The serpent ate Eve.
This is the dark intestine.

The serpent, meanwhile,
Sleeps his meal off in Paradise -
Smiling to hear
God's querulous calling."

	-- Ted Hughes.


In the spirit of submitting poems about religion. This is one I find
particularly impressive because of the unflinching directness with which
it's written - which is what keeps it from being more than just a momentary
witticism. I specially love the incredible sense of despair that grips me
everytime I read the lines 'This is the dark intestine' - because with that
one line Hughes simply kills the laughter of the previous three (and is it
just my imagination or is there a suggestion of the long geneologies of the
Genesis in them) and suddenly plunges us into a sort of minor key, a note of
unrelieved blackness.
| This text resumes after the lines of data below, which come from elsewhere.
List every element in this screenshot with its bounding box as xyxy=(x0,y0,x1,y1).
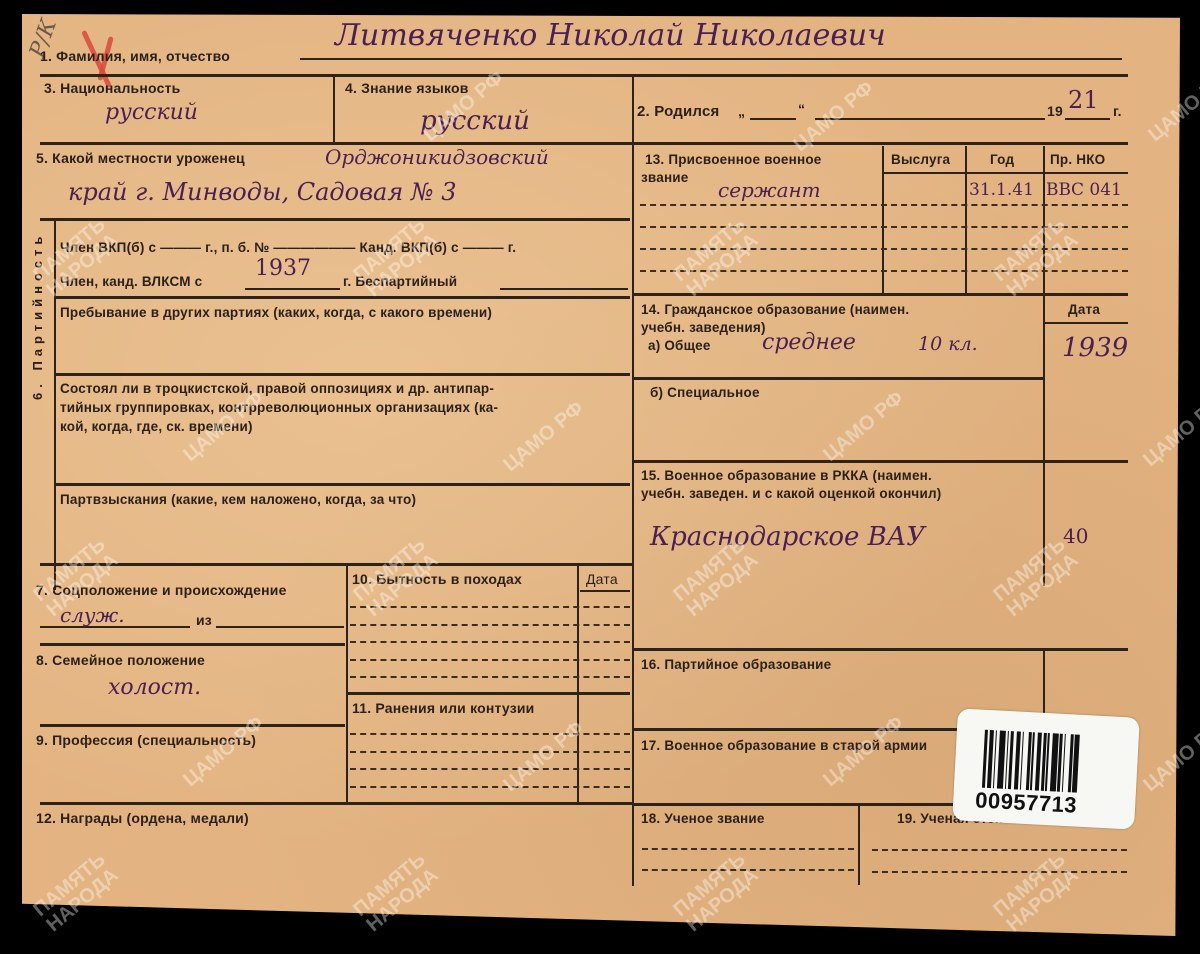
general-edu-value: среднее xyxy=(762,330,856,355)
special-edu-label: б) Специальное xyxy=(650,385,760,400)
field-rank-label-2: звание xyxy=(641,170,689,185)
party-penalties-label: Партвзыскания (какие, кем наложено, когд… xyxy=(60,492,416,507)
party-vlksm-prefix: Член, канд. ВЛКСМ с xyxy=(60,274,202,289)
field-party-edu-label: 16. Партийное образование xyxy=(641,657,831,672)
party-section-label: 6. Партийность xyxy=(30,232,45,400)
party-opposition-line1: Состоял ли в троцкистской, правой оппози… xyxy=(60,381,494,396)
field-born-label: 2. Родился xyxy=(637,103,719,120)
general-edu-date: 1939 xyxy=(1062,333,1128,363)
barcode-sticker: 00957713 xyxy=(952,708,1140,829)
rank-year-value: 31.1.41 xyxy=(969,180,1034,200)
col-order-header: Пр. НКО xyxy=(1050,152,1105,167)
field-name-label: 1. Фамилия, имя, отчество xyxy=(40,48,230,64)
field-military-edu-label-1: 15. Военное образование в РККА (наимен. xyxy=(641,468,932,483)
party-nonparty-label: г. Беспартийный xyxy=(343,274,457,289)
field-nationality-value: русский xyxy=(105,100,198,125)
col-year-header: Год xyxy=(990,152,1014,167)
col-service-header: Выслуга xyxy=(891,152,950,167)
field-social-value: служ. xyxy=(60,603,125,627)
birthplace-line1: Орджоникидзовский xyxy=(325,145,549,169)
party-other-parties-label: Пребывание в других партиях (каких, когд… xyxy=(60,305,492,320)
born-quote-close: “ xyxy=(798,101,805,117)
field-social-from-label: из xyxy=(196,612,212,628)
rank-order-value: ВВС 041 xyxy=(1046,180,1122,200)
field-military-edu-label-2: учебн. заведен. и с какой оценкой окончи… xyxy=(641,486,941,501)
field-languages-value: русский xyxy=(420,106,530,136)
born-year-prefix: 19 xyxy=(1047,103,1063,119)
military-edu-date: 40 xyxy=(1063,524,1088,548)
field-awards-label: 12. Награды (ордена, медали) xyxy=(36,810,249,826)
field-rank-label-1: 13. Присвоенное военное xyxy=(645,152,822,167)
field-campaigns-label: 10. Бытность в походах xyxy=(352,571,522,587)
party-opposition-line2: тийных группировках, контрреволюционных … xyxy=(60,400,498,415)
field-languages-label: 4. Знание языков xyxy=(345,80,469,96)
field-nationality-label: 3. Национальность xyxy=(44,80,180,96)
field-profession-label: 9. Профессия (специальность) xyxy=(36,732,256,748)
born-quote-open: „ xyxy=(738,103,745,119)
party-opposition-line3: кой, когда, где, ск. времени) xyxy=(60,419,253,434)
party-vkp-line: Член ВКП(б) с ——— г., п. б. № —————— Кан… xyxy=(60,240,516,255)
field-rank-value: сержант xyxy=(718,178,821,202)
field-birthplace-label: 5. Какой местности уроженец xyxy=(36,150,245,166)
party-vlksm-year: 1937 xyxy=(255,256,311,281)
barcode-icon xyxy=(982,730,1109,794)
born-year-suffix: г. xyxy=(1113,103,1122,119)
field-family-value: холост. xyxy=(108,675,201,700)
field-civil-edu-label-2: учебн. заведения) xyxy=(641,320,766,335)
general-edu-label: а) Общее xyxy=(648,338,711,353)
field-wounds-label: 11. Ранения или контузии xyxy=(352,700,535,716)
field-name-value: Литвяченко Николай Николаевич xyxy=(335,18,886,53)
born-year-value: 21 xyxy=(1068,86,1099,114)
military-edu-value: Краснодарское ВАУ xyxy=(650,522,925,552)
campaigns-date-header: Дата xyxy=(586,571,618,587)
birthplace-line2: край г. Минводы, Садовая № 3 xyxy=(68,178,457,206)
field-social-label: 7. Соцположение и происхождение xyxy=(36,582,287,598)
field-family-label: 8. Семейное положение xyxy=(36,652,205,668)
barcode-number: 00957713 xyxy=(975,787,1078,818)
field-old-army-edu-label: 17. Военное образование в старой армии xyxy=(641,738,927,753)
civil-edu-date-header: Дата xyxy=(1068,302,1100,317)
general-edu-grade: 10 кл. xyxy=(918,333,978,355)
field-civil-edu-label-1: 14. Гражданское образование (наимен. xyxy=(641,302,909,317)
field-academic-title-label: 18. Ученое звание xyxy=(641,811,765,826)
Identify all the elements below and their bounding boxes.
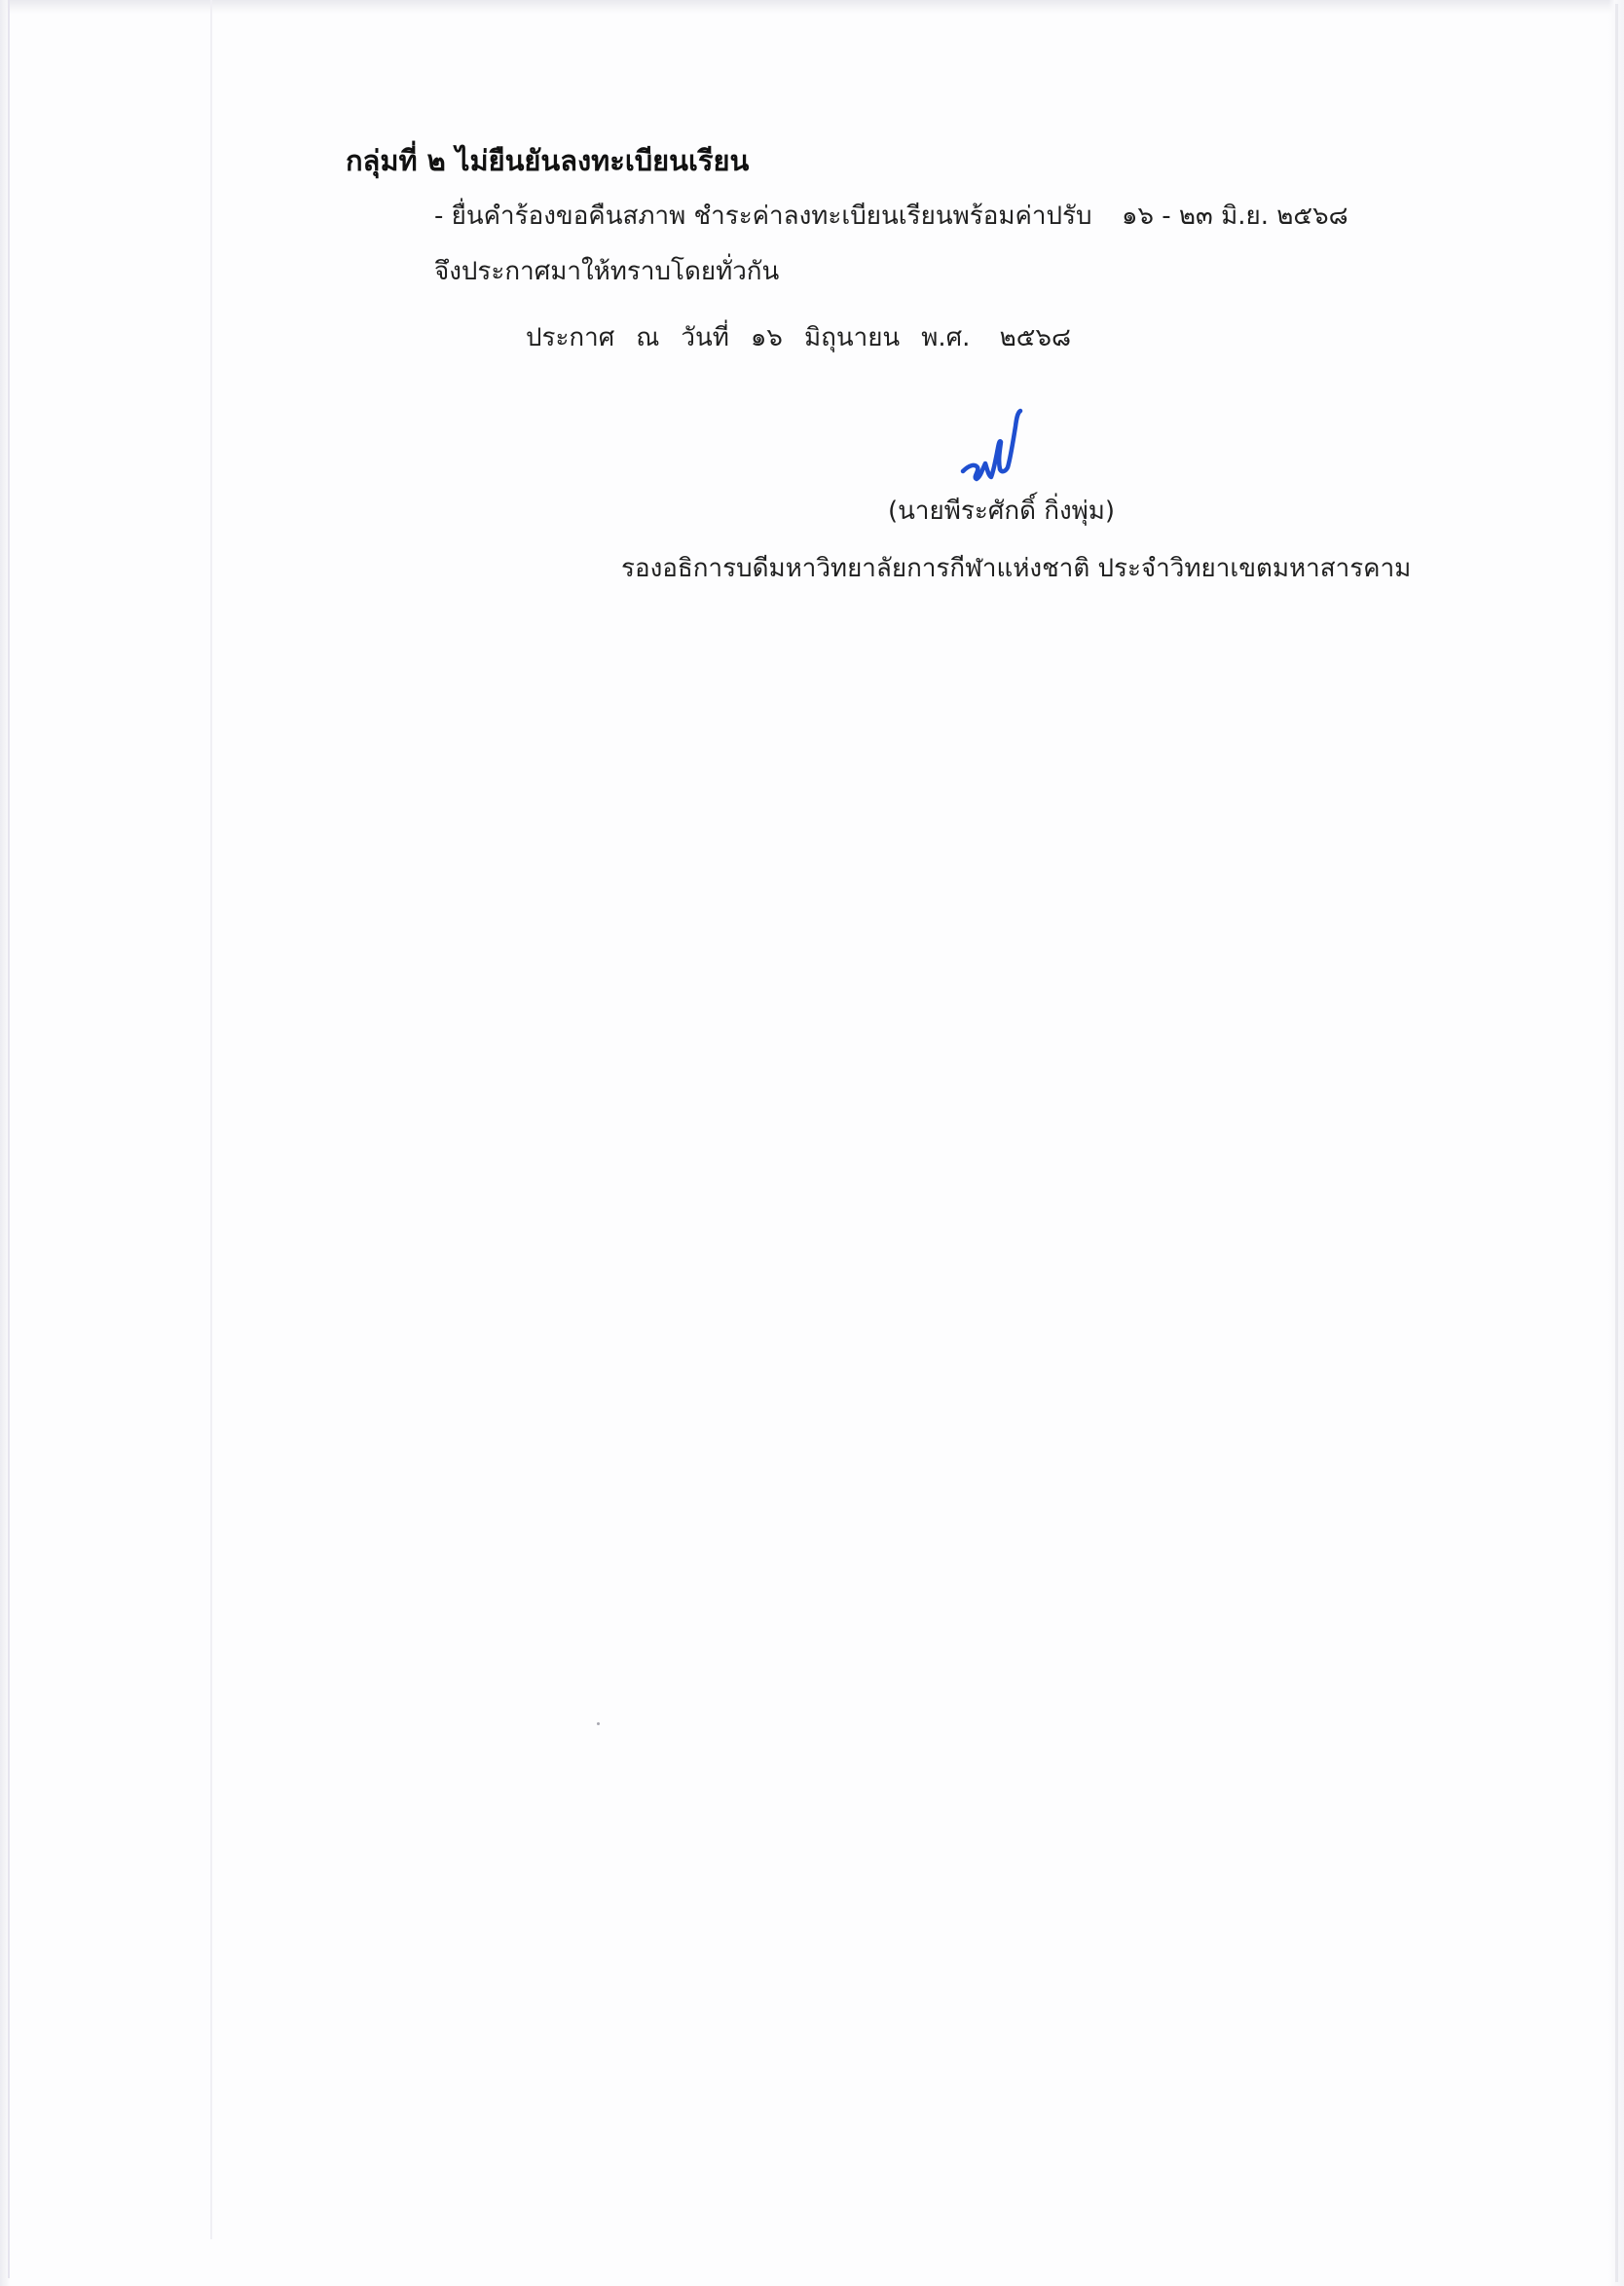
announcement-month: มิถุนายน xyxy=(804,323,900,352)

Philosophically, it's not that profound a poem, but
what makes it special is that despite this it sort of feels right.

Aseem.

From: "Christiane Schwind" <c_schwind@>

Yes. I feel that much of the power of the line of the "dark intestine" comes 
from its double sense - it seems to say "that's where, or what, we are - this 
dark intestine" as well as "this is the dark, grimy, intestinal truth."

Christiane

From: "Noelle" <queenoelle@>

I didn't know a thing about this poet, but I found a great timeline of
his life, poems, and influences here:
http://www.zeta.org.au/~annskea/timeline.htm

The imagery seems to be influenced by Gnostic thought: a heretical form
of Christianity, from a time before Scripture was standardized, it
reappeared throughout history, most recently in 18th century occultism:
belief was (very basically) that a world full of evil couldn't possibly
be created by a good God, so they denied the truth of the Old Testament
and claimed the deity "YHVH" was actually Satan, who was subordinate to
a greater, completely good God (of the New Testament), and who created
the world by accident or out of malice. The world of matter was
completely evil, often described as the bowels of an abortion, or the
bowels of Satan, and souls were trapped in it... I don't know enough
about the subject to break it down any further, but the poem is probably
more ideologically complicated than it lets on.